C'est le moyen pour moi d'échanger sur la Chine, de faire partager mes voyages en Chine, des lectures sur la Chine, des analyses, des impressions, d'aller au-delà des peurs qu'inspire ce grand pays si entreprenant en essayant de comprendre ses propres craintes, ses propres défis mais aussi de pointer les questions qu'il soulève. Nous aurons peut-être ainsi l’occasion de faire un bout de chemin ensemble.

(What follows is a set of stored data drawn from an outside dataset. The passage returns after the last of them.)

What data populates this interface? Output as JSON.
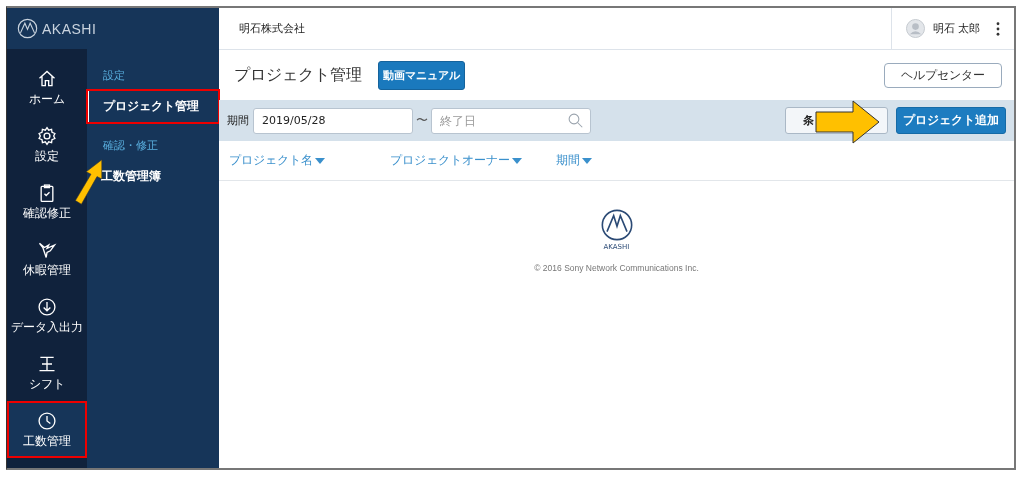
{
  "brand": {
    "name": "AKASHI"
  },
  "rail": [
    {
      "kind": "home",
      "label": "ホーム",
      "selected": false,
      "highlighted": false
    },
    {
      "kind": "gear",
      "label": "設定",
      "selected": false,
      "highlighted": false
    },
    {
      "kind": "clipboard",
      "label": "確認修正",
      "selected": false,
      "highlighted": false
    },
    {
      "kind": "bird",
      "label": "休暇管理",
      "selected": false,
      "highlighted": false
    },
    {
      "kind": "download",
      "label": "データ入出力",
      "selected": false,
      "highlighted": false
    },
    {
      "kind": "shift",
      "label": "シフト",
      "selected": false,
      "highlighted": false
    },
    {
      "kind": "clock",
      "label": "工数管理",
      "selected": true,
      "highlighted": true
    }
  ],
  "submenu": {
    "pointer_arrow": true,
    "sections": [
      {
        "heading": "設定",
        "items": [
          {
            "label": "プロジェクト管理",
            "selected": true,
            "highlighted": true
          }
        ]
      },
      {
        "heading": "確認・修正",
        "items": [
          {
            "label": "工数管理簿",
            "selected": false,
            "highlighted": false
          }
        ]
      }
    ]
  },
  "header": {
    "company": "明石株式会社",
    "user": "明石 太郎"
  },
  "page": {
    "title": "プロジェクト管理",
    "video_button": "動画マニュアル",
    "help_button": "ヘルプセンター"
  },
  "filter": {
    "label": "期間",
    "start": "2019/05/28",
    "separator": "〜",
    "end_placeholder": "終了日",
    "conditions_button": "条",
    "add_button": "プロジェクト追加",
    "pointer_arrow": true
  },
  "sort_columns": [
    {
      "label": "プロジェクト名"
    },
    {
      "label": "プロジェクトオーナー"
    },
    {
      "label": "期間"
    }
  ],
  "footer": {
    "logo_text": "AKASHI",
    "copyright": "© 2016 Sony Network Communications Inc."
  }
}
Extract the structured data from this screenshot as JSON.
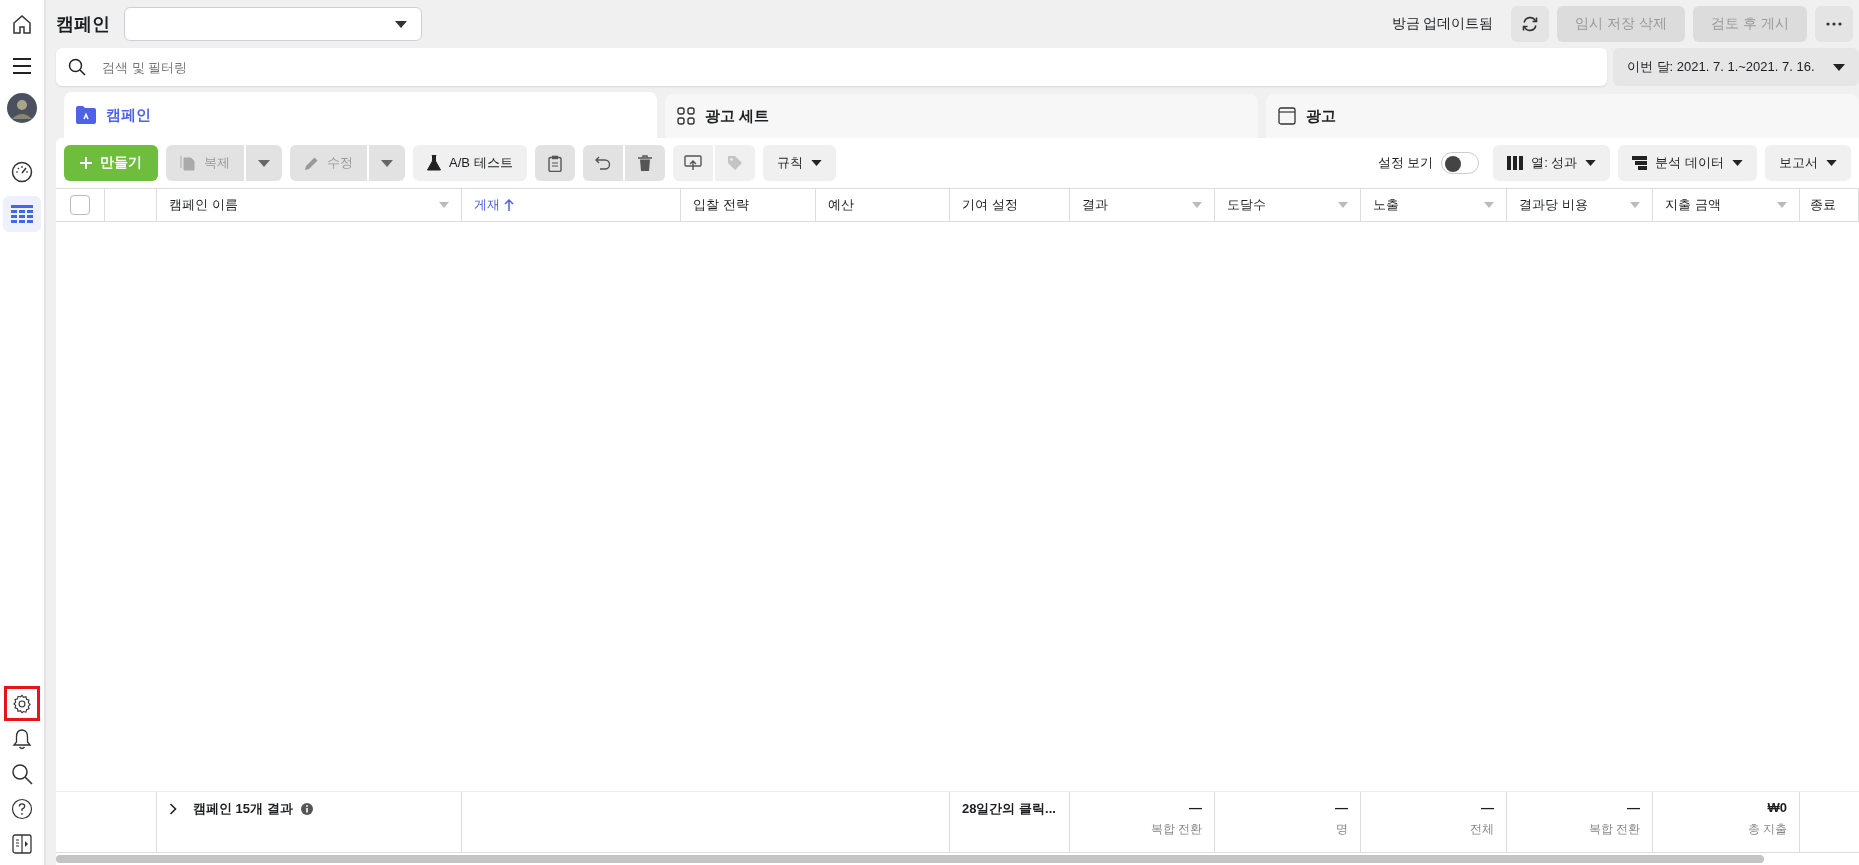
{
  "sidebar": {
    "top_items": [
      {
        "selected": false
      },
      {
        "selected": false
      },
      {
        "selected": false
      },
      {
        "selected": false
      },
      {
        "selected": true
      }
    ],
    "bottom_items": [
      {
        "highlighted": true
      },
      {
        "highlighted": false
      },
      {
        "highlighted": false
      },
      {
        "highlighted": false
      },
      {
        "highlighted": false
      }
    ]
  },
  "header": {
    "title": "캠페인",
    "status": "방금 업데이트됨",
    "buttons": [
      {
        "label": "임시 저장 삭제",
        "disabled": true
      },
      {
        "label": "검토 후 게시",
        "disabled": true
      }
    ]
  },
  "search": {
    "placeholder": "검색 및 필터링"
  },
  "date_range": "이번 달: 2021. 7. 1.~2021. 7. 16.",
  "tabs": [
    {
      "label": "캠페인",
      "selected": true
    },
    {
      "label": "광고 세트",
      "selected": false
    },
    {
      "label": "광고",
      "selected": false
    }
  ],
  "toolbar": {
    "create": "만들기",
    "duplicate": {
      "label": "복제",
      "disabled": true
    },
    "edit": {
      "label": "수정",
      "disabled": true
    },
    "ab_test": "A/B 테스트",
    "rules": "규칙",
    "view_setup": {
      "label": "설정 보기",
      "on": false
    },
    "columns": "열: 성과",
    "breakdown": "분석 데이터",
    "reports": "보고서"
  },
  "select_all": {
    "checked": false
  },
  "columns": [
    {
      "label": "캠페인 이름",
      "sorted": false,
      "has_menu": true
    },
    {
      "label": "게재",
      "sorted": true,
      "has_menu": false
    },
    {
      "label": "입찰 전략",
      "sorted": false,
      "has_menu": false
    },
    {
      "label": "예산",
      "sorted": false,
      "has_menu": false
    },
    {
      "label": "기여 설정",
      "sorted": false,
      "has_menu": false
    },
    {
      "label": "결과",
      "sorted": false,
      "has_menu": true
    },
    {
      "label": "도달수",
      "sorted": false,
      "has_menu": true
    },
    {
      "label": "노출",
      "sorted": false,
      "has_menu": true
    },
    {
      "label": "결과당 비용",
      "sorted": false,
      "has_menu": true
    },
    {
      "label": "지출 금액",
      "sorted": false,
      "has_menu": true
    },
    {
      "label": "종료",
      "sorted": false,
      "has_menu": false
    }
  ],
  "summary": {
    "label": "캠페인 15개 결과",
    "attribution": "28일간의 클릭...",
    "cells": [
      {
        "value": "—",
        "sub": "복합 전환"
      },
      {
        "value": "—",
        "sub": "명"
      },
      {
        "value": "—",
        "sub": "전체"
      },
      {
        "value": "—",
        "sub": "복합 전환"
      },
      {
        "value": "₩0",
        "sub": "총 지출"
      }
    ]
  }
}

Revenue depuis peu de Pingyao, cette cité du Shanxi à l'architecture traditionnelle intacte, connue pour avoir vu naître les premières banques chinoises, je découvre un texte de l'écrivain chinois Lao She (1899-1966), La Lance de mort, présente dans le recueil de nouvelles Gens de Pékin (Gallimard, coll. Folio, 1982). Elle met en scène un ancien homme d'escorte – un métier très bien documenté dans l'un ou l'autre des petits musées de la ville que j'eus l'occasion de visiter durant ce voyage. J'adore ces recoupements ou ces croisements inattendus. Je ne résiste donc pas au plaisir de vous faire partager un extrait de cette nouvelle – le début – en l'accompagnant de quelques photos prises par mes soins durant mon séjour à Pingyao.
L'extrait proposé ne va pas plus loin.